Monday, November 18, 2013

AMAN DAN TENTRAM PALSU (1)

Disadur dari Renungan Harian Air Hidup, edisi 18 November 2013 -

Baca:  Amos 6:1-14

"Celaka atas orang-orang yang merasa aman di Sion, atas orang-orang yang merasa tenteram di gunung Samaria, atas orang-orang terkemuka dari bangsa yang utama, orang-orang yang kepada mereka kaum Israel biasa datang!"  Amos 6:1

Melalui nabi Amos Tuhan memperingatkan dengan keras orang-orang Israel agar mereka tidak terlena dengan kenyamanan yang sedang mereka rasakan:  nyaman di Sion, merasa tenteram di gunung Samaria dan atas orang-orang terkemuka yang seringkali mereka andalkan.  Apa maksudnya?
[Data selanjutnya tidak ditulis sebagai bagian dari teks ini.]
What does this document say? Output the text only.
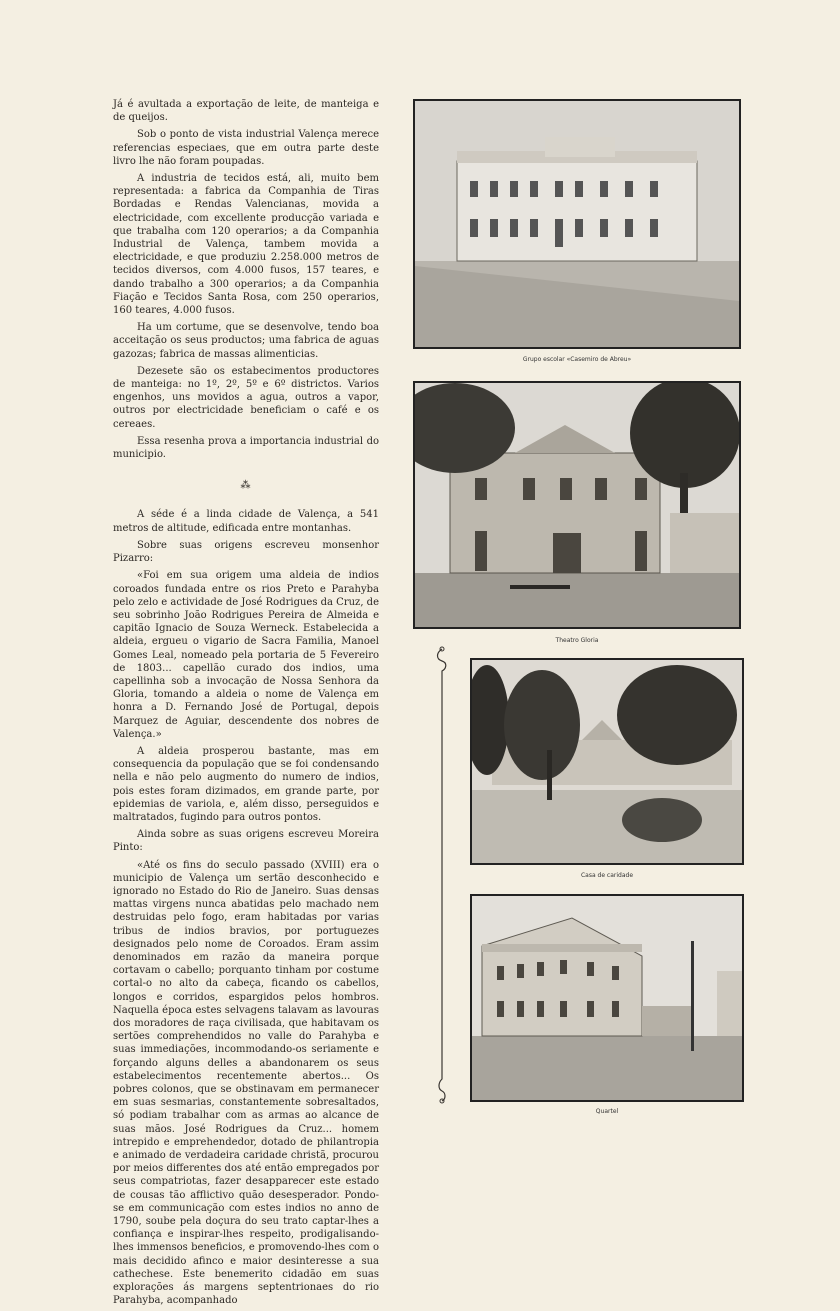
Já é avultada a exportação de leite, de manteiga e de queijos.

Sob o ponto de vista industrial Valença merece referencias especiaes, que em outra parte deste livro lhe não foram poupadas.

A industria de tecidos está, ali, muito bem representada: a fabrica da Companhia de Tiras Bordadas e Rendas Valencianas, movida a electricidade, com excellente producção variada e que trabalha com 120 operarios; a da Companhia Industrial de Valença, tambem movida a electricidade, e que produziu 2.258.000 metros de tecidos diversos, com 4.000 fusos, 157 teares, e dando trabalho a 300 operarios; a da Companhia Fiação e Tecidos Santa Rosa, com 250 operarios, 160 teares, 4.000 fusos.

Ha um cortume, que se desenvolve, tendo boa acceitação os seus productos; uma fabrica de aguas gazozas; fabrica de massas alimenticias.

Dezesete são os estabecimentos productores de manteiga: no 1º, 2º, 5º e 6º districtos. Varios engenhos, uns movidos a agua, outros a vapor, outros por electricidade beneficiam o café e os cereaes.

Essa resenha prova a importancia industrial do municipio.

⁂

A séde é a linda cidade de Valença, a 541 metros de altitude, edificada entre montanhas.

Sobre suas origens escreveu monsenhor Pizarro:

«Foi em sua origem uma aldeia de indios coroados fundada entre os rios Preto e Parahyba pelo zelo e actividade de José Rodrigues da Cruz, de seu sobrinho João Rodrigues Pereira de Almeida e capitão Ignacio de Souza Werneck. Estabelecida a aldeia, ergueu o vigario de Sacra Familia, Manoel Gomes Leal, nomeado pela portaria de 5 Fevereiro de 1803... capellão curado dos indios, uma capellinha sob a invocação de Nossa Senhora da Gloria, tomando a aldeia o nome de Valença em honra a D. Fernando José de Portugal, depois Marquez de Aguiar, descendente dos nobres de Valença.»

A aldeia prosperou bastante, mas em consequencia da população que se foi condensando nella e não pelo augmento do numero de indios, pois estes foram dizimados, em grande parte, por epidemias de variola, e, além disso, perseguidos e maltratados, fugindo para outros pontos.

Ainda sobre as suas origens escreveu Moreira Pinto:

«Até os fins do seculo passado (XVIII) era o municipio de Valença um sertão desconhecido e ignorado no Estado do Rio de Janeiro. Suas densas mattas virgens nunca abatidas pelo machado nem destruidas pelo fogo, eram habitadas por varias tribus de indios bravios, por portuguezes designados pelo nome de Coroados. Eram assim denominados em razão da maneira porque cortavam o cabello; porquanto tinham por costume cortal-o no alto da cabeça, ficando os cabellos, longos e corridos, espargidos pelos hombros. Naquella época estes selvagens talavam as lavouras dos moradores de raça civilisada, que habitavam os sertões comprehendidos no valle do Parahyba e suas immediações, incommodando-os seriamente e forçando alguns delles a abandonarem os seus estabelecimentos recentemente abertos... Os pobres colonos, que se obstinavam em permanecer em suas sesmarias, constantemente sobresaltados, só podiam trabalhar com as armas ao alcance de suas mãos. José Rodrigues da Cruz... homem intrepido e emprehendedor, dotado de philantropia e animado de verdadeira caridade christã, procurou por meios differentes dos até então empregados por seus compatriotas, fazer desapparecer este estado de cousas tão afflictivo quão desesperador. Pondo-se em communicação com estes indios no anno de 1790, soube pela doçura do seu trato captar-lhes a confiança e inspirar-lhes respeito, prodigalisando-lhes immensos beneficios, e promovendo-lhes com o mais decidido afinco e maior desinteresse a sua cathechese. Este benemerito cidadão em suas explorações ás margens septentrionaes do rio Parahyba, acompanhado

Grupo escolar «Casemiro de Abreu»
Theatro Gloria
Casa de caridade
Quartel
     Sion adalah kota pusat peribadatan bangsa Yehuda.  Ini berbicara tentang kegiatan-kegiatan ibadah yang dilakukan orang percaya.  Seringkali kita berpikir bahwa kita sudah melakukan yang terbaik bagi Tuhan.  Kita tidak pernah absen memenuhi bangku-bangku gereja di hari Minggu, aktif di persekutuan, rutin berpuasa, memberi banyak persembahan, bahkan sudah terlibat dalam pelayanan.  Kita pun akhirnya berpikir bahwa segala sesuatu yang kita lakukan ini sudah menyenangkan hati Tuhan dan berkenan di hadapanNya.  Ingat!  Tuhan sama sekali tidak tertarik dengan kegiatan rohani kita apabila hal itu tidak disertai dengan ketaatan kita dalam melakukan kehendakNya.  Tuhan berkata,  "Aku membenci, Aku menghinakan perayaanmu dan Aku tidak senang kepada perkumpulan rayamu. Sungguh, apabila kamu mempersembahkan kepada-Ku korban-korban bakaran dan korban-korban sajianmu, Aku tidak suka, dan korban keselamatanmu berupa ternak yang tambun, Aku tidak mau pandang. Jauhkanlah dari pada-Ku keramaian nyanyian-nyanyianmu, lagu gambusmu tidak mau Aku dengar."  (Amos 5:21-23).

     Perhatikan kehidupan ahli-ahli Taurat dan juga orang-orang Farisi!  Bukankah secara kasat mata mereka adalah orang-orang yang rajin beribadah, mengerti firman Tuhan, dan sudah terjun dalam pelayanan?  Tetapi apa kata Tuhan?  "...turutilah dan lakukanlah segala sesuatu yang mereka ajarkan kepadamu, tetapi janganlah kamu turuti perbuatan-perbuatan mereka, karena mereka mengajarkannya tetapi tidak melakukannya."  (Matius 23:3).  Ternyata segala ibadah yang mereka lakukan adalah sia-sia di hadapan Tuhan, sebab disertai motivasi tidak benar yaitu supaya dipuji dan dihormati manusia, padahal mereka sendiri tidak hidup dalam ketaatan.  Ibadah yang demikian merupan kebencian bagi Tuhan.  (Bersambung)

Sunday, November 17, 2013

ORANG PERCAYA: Harus Percaya Diri

Disadur dari Renungan Harian Air Hidup, edisi 17 November 2013 -

Baca:  1 Yohanes 4:1-6

"Kamu berasal dari Allah, anak-anakku, dan kamu telah mengalahkan nabi-nabi palsu itu; sebab Roh yang ada di dalam kamu, lebih besar dari pada roh yang ada di dalam dunia."  1 Yohanes 4:4

Perasaan minder, tidak percaya diri, mengasihani diri sendiri, putus asa dan gampang menyerah pada keadaan seringkali mewarnai perjalanan hidup orang percaya.  Tidak seharusnya kita bersikap demikian!  Sebab sesungguhnya orang-orang percaya di tengah dunia ini bukanlah orang-orang yang biasa;  kita ini di atas rata-rata, bukan pecundang, melainkan pemenang.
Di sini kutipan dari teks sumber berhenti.